Advent of Code 2023 - Day 6

December 6, 2023 (Last modified Sat Jan 6 01:01 EST)

And the Advent of Code pendulum swings once more.

Click here to see my source code for this day’s problem.

If you haven’t solved today or any day’s puzzle yet yourself, there’s bound to be spoilers in these writeups.


Part 1

We’re given details on a series of toy boat races, namely the allotted time, and the record high distance for that race. Races are performed by first spending X seconds building your boat’s speed, then spending the rest of time moving at that speed.

The output we’re seeking requires us to calculate how many different ways each race can be won (in other words, how many seconds we spend building speed before moving, from 0 seconds to the full duration).

For the sample data, we have:

Time:      7  15   30
Distance:  9  40  200

The code for all of this is pretty straightforward:

class Race:
    def __init__(self, time: int, distance: int):
        self.time = time
        self.distance = distance

    def get_distance(self, seconds_held: int):
        return max(0, (self.time - seconds_held) * seconds_held)
def get_winning_range(self, race: Race):
    i, j = 0, 0

    for i in range(1, race.time):
        if race.get_distance(i) > race.distance:
            break

    for j in range(race.time - 1, 0, -1):
        if race.get_distance(j) > race.distance:
            break

    return j - i + 1

For each race, we calculate the lowest and highest winning time (per the problem text, all times between the first and last winning time should also be winners).

Then we just take the winning time windows for all the races and multiply them to get our answer.

reduce(lambda a, b: a * b, [self.get_winning_range(race) for race in self.races])

For the input races, that’s 4 * 8 * 9 = 288.

Part 2

Now, we need to treat the three races as a single race, ignoring the spaces between them.

I’m not sure if this was intended to be too hard to compute manually, but I didn’t have much trouble adapting my part 1 solution for the new numbers.

Not much to show here – other than updating my parsing script, I didn’t have to add any new code to the parts I showed before.

The input race now has a time of 71530 and a record distance of 940200, resulting in 71503 ways to win.

Closing Thoughts

Day 6 was a much needed reprieve after the nightmare yesterday was, though it does leave me feeling like this year’s problems have been a bit too lopsided so far. The difficulty curve usually feels fairly linear, but as I’ve said before I have absolutely no sense of where each day will lie this time around.
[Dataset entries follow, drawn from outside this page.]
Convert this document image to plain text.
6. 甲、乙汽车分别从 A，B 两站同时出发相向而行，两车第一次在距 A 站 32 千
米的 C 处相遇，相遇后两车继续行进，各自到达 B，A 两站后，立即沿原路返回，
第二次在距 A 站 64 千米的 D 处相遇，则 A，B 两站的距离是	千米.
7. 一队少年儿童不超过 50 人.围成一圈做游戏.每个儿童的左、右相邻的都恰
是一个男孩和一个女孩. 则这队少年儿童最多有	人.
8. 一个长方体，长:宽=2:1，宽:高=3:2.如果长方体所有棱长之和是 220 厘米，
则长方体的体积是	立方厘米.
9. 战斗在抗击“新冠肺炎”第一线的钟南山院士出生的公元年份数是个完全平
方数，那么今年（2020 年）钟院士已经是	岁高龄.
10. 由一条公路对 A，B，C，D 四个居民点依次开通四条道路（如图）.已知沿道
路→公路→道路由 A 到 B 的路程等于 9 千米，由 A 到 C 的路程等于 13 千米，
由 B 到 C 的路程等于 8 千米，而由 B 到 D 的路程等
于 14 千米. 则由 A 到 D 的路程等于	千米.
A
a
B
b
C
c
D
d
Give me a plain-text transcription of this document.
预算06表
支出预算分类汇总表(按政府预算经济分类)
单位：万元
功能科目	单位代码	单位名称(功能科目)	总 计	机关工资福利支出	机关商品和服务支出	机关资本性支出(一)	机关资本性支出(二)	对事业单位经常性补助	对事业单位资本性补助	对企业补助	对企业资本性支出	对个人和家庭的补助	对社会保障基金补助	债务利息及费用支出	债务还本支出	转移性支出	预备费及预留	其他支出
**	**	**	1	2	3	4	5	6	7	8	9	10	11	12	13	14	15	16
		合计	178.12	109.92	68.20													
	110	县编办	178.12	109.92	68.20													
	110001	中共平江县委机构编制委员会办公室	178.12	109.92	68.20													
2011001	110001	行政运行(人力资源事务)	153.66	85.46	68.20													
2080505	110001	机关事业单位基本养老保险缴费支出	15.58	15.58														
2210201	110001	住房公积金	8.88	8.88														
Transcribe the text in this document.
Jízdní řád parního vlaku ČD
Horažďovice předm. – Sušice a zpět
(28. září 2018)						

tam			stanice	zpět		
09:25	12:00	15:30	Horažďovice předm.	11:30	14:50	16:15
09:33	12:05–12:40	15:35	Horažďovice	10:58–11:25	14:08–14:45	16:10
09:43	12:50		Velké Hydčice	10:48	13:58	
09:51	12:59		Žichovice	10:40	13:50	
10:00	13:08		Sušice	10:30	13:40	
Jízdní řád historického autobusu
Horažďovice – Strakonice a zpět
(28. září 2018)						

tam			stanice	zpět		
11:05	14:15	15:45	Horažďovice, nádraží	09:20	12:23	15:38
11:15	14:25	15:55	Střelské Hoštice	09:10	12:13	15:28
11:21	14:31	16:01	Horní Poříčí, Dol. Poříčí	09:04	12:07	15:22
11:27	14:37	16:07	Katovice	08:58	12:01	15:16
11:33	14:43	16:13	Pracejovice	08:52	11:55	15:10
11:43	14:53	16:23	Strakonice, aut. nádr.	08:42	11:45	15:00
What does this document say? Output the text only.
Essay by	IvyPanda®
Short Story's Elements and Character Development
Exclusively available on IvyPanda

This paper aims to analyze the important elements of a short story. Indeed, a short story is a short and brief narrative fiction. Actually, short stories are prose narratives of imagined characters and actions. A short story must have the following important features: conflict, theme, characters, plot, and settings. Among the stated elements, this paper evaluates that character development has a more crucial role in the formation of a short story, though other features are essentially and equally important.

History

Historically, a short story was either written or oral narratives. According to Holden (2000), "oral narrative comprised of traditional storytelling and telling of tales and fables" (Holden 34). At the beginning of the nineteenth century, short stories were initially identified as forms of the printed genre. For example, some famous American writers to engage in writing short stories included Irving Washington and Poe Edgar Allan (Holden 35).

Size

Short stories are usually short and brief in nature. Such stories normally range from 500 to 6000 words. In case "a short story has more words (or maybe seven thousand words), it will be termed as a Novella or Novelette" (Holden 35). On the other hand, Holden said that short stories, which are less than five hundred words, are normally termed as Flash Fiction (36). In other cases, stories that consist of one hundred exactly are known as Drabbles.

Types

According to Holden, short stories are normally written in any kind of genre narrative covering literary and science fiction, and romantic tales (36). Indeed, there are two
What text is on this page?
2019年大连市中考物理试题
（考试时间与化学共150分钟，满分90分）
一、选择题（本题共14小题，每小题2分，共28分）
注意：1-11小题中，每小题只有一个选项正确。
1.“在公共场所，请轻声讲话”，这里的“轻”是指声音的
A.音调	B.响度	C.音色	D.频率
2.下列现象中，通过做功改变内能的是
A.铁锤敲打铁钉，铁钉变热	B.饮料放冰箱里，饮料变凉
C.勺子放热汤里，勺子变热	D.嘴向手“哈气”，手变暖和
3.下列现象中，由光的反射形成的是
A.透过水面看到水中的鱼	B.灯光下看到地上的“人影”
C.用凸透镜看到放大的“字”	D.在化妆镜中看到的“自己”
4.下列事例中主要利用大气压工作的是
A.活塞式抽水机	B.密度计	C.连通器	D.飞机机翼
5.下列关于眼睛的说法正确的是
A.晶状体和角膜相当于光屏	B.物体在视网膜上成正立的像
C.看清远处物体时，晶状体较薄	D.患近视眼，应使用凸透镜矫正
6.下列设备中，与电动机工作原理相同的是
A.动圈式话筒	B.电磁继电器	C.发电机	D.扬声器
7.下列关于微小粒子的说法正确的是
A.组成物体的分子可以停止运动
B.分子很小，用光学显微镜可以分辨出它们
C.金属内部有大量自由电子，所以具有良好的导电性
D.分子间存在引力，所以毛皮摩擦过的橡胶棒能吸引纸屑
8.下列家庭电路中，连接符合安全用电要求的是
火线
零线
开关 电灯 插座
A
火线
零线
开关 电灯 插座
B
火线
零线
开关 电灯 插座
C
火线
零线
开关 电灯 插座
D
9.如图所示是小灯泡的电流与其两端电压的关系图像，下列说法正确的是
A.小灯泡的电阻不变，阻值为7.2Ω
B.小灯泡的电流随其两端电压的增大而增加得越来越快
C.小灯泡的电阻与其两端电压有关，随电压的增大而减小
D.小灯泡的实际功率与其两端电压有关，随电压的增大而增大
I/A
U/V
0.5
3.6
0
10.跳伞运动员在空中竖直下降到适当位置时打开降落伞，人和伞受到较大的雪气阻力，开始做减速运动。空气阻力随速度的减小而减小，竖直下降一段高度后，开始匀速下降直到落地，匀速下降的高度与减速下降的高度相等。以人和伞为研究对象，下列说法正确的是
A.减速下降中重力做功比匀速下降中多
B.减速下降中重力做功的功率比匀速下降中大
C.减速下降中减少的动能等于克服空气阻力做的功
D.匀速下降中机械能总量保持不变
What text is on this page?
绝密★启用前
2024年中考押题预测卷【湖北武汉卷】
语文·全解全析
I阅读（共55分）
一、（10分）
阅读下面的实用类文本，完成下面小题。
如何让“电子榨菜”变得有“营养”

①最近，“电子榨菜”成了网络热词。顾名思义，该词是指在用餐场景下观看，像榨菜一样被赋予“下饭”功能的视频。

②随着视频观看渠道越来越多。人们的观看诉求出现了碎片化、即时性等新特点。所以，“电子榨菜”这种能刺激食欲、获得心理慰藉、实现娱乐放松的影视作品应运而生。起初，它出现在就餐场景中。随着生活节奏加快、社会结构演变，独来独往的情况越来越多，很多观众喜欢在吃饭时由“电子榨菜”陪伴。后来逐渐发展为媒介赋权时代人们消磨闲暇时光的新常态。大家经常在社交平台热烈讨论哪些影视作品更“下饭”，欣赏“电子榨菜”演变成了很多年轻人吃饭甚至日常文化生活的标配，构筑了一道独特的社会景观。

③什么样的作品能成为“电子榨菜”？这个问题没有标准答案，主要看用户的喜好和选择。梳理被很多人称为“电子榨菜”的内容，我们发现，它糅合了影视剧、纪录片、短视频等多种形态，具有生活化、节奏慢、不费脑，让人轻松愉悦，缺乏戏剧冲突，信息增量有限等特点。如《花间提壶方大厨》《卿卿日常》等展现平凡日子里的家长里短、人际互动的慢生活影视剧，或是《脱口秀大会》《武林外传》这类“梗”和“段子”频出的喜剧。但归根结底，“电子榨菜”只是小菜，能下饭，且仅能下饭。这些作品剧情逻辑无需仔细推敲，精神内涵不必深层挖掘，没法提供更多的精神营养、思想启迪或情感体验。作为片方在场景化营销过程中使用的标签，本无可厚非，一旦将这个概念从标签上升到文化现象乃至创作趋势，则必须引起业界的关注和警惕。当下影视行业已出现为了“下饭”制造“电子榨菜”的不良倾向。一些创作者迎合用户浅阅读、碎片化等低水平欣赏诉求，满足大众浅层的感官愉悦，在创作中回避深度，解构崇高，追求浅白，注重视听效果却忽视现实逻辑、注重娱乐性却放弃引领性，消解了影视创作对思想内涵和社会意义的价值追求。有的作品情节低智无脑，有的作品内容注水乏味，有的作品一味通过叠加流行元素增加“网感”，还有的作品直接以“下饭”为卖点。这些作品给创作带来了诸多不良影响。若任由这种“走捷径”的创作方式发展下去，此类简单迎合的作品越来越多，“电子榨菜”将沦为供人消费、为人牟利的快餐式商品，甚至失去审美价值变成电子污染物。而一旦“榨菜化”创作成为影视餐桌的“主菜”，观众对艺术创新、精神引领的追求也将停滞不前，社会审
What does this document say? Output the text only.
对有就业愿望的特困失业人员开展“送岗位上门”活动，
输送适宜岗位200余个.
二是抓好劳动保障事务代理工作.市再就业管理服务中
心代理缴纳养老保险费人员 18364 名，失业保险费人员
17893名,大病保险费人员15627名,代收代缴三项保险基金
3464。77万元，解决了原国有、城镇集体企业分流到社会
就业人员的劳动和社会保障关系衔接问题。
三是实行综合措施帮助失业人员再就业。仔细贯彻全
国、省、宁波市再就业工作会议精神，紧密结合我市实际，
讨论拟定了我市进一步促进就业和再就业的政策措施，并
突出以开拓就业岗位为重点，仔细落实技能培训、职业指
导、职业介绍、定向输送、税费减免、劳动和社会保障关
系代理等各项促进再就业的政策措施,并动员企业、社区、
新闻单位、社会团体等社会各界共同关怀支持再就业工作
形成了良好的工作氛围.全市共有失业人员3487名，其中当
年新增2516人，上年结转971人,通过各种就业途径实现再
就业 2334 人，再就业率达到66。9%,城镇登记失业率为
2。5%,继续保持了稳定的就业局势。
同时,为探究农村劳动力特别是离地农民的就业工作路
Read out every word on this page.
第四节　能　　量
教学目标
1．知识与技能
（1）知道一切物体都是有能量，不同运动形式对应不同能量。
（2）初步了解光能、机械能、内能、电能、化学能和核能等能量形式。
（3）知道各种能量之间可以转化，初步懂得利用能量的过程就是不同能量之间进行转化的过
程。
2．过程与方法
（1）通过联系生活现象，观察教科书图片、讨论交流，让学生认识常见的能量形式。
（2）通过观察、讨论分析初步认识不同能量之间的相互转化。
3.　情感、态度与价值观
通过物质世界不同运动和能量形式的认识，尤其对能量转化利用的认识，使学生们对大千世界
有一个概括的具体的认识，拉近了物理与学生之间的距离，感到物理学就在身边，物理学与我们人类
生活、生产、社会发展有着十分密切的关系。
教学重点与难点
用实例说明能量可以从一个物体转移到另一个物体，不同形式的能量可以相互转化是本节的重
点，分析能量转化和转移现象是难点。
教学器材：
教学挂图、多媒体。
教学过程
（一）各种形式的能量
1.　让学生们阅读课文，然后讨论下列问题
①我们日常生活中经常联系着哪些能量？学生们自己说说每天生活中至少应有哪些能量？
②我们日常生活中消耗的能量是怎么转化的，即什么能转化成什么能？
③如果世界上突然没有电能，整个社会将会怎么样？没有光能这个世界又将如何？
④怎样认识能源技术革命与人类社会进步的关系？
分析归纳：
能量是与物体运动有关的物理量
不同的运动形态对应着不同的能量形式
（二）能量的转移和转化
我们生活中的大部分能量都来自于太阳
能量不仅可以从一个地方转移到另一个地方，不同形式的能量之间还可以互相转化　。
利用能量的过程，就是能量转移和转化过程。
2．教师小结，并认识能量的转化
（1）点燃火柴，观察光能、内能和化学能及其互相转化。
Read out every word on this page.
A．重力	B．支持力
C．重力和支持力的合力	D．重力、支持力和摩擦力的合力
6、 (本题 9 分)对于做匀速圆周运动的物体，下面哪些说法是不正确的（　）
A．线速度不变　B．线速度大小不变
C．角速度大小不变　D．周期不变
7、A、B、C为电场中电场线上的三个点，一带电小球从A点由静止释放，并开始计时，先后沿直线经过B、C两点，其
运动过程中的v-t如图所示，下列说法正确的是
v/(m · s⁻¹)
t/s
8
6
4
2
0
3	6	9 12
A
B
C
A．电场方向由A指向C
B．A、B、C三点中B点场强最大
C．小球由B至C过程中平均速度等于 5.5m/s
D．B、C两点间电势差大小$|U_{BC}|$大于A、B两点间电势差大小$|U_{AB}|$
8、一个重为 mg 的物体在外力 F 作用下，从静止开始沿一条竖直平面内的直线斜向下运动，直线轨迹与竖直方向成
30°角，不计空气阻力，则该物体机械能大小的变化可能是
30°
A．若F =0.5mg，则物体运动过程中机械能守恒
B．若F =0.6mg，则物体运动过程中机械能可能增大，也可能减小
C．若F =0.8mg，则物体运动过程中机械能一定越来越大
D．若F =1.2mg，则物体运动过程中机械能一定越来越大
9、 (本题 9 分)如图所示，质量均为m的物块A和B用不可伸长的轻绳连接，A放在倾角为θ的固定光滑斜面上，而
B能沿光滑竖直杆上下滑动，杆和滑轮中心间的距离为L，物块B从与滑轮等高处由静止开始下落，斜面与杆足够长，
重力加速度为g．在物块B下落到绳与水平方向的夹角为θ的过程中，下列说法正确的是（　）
Of course, these easy days seem to be followed up by the real brain-breaking problems, so fingers crossed for tomorrow.

Addendum

It didn’t occur to me until reading everyone else’s submissions that this was a quadratic formula problem. So, I decided to dust off my semi-remembered knowledge and make a less brute-forced solution to today’s problem.

def calculate_quadratic_roots(self, race):
    # winning times: (race.time - seconds_held) * seconds_held > race.distance
    # -(seconds_held ** 2) + race.time * seconds_held - race.distance = 0
    # a == -1                b == race.time             c == -race.distance
    a = -1
    b = race.time
    c = -race.distance

    root_portion = math.sqrt(b ** 2 - 4*a*c)

    return (math.ceil((-b - root_portion) / (2 * a)) - 1) - \
        (math.floor((-b + root_portion) / (2 * a)) + 1) + 1

Now, all we have to do is make the quadratic formula explode calculate the roots using the quadratic formula for each race, and do our math on that.

I can’t take any credit for the logic here, I’ve seen more than a few people derive this formula, but for the sake of completeness, here’s how I arrived at this answer 1 :

  • We’re looking for the times where (race.time - seconds_held) * seconds_held > race.distance. By subtracting both sides by race.distance, we get:
  • (race.time - seconds_held) * seconds_held - race.distance > 0
  • Factoring out the parentheses gives us race.time * seconds_held - seconds_held * seconds_held - race.distance > 0, which we can rewrite as:
  • -seconds_held^2 + race.time * seconds_held - race.distance > 0
  • Wait, this is starting to look all too familiar…
  • If we treat this as the quadratic formula -x^2 + race.time*x - race.distance = 0, then our parameters are:
  • a = -1, b = race.time, c = -race.distance
  • So if we plug those into everyone’s favorite formula (which I remembered more of than I thought I would), (-b +/- sqrt(b^2 - 4ac)) / 2a, that will give us the roots of this equation.
  • Then, we just need to find the nearest integers which correspond to the seconds from the problem, and we’re done!

With this new method in place, my solution went from computing in ~2 seconds to computing so quickly that the framework I wrote to track the time spent just shows 0.0 ms. Can’t argue with that, I suppose.

1 Forgive me if any of this is wrong, my algebra is horrifically rusty.

2 Okay, technically the problem uses milliseconds, but who’s counting?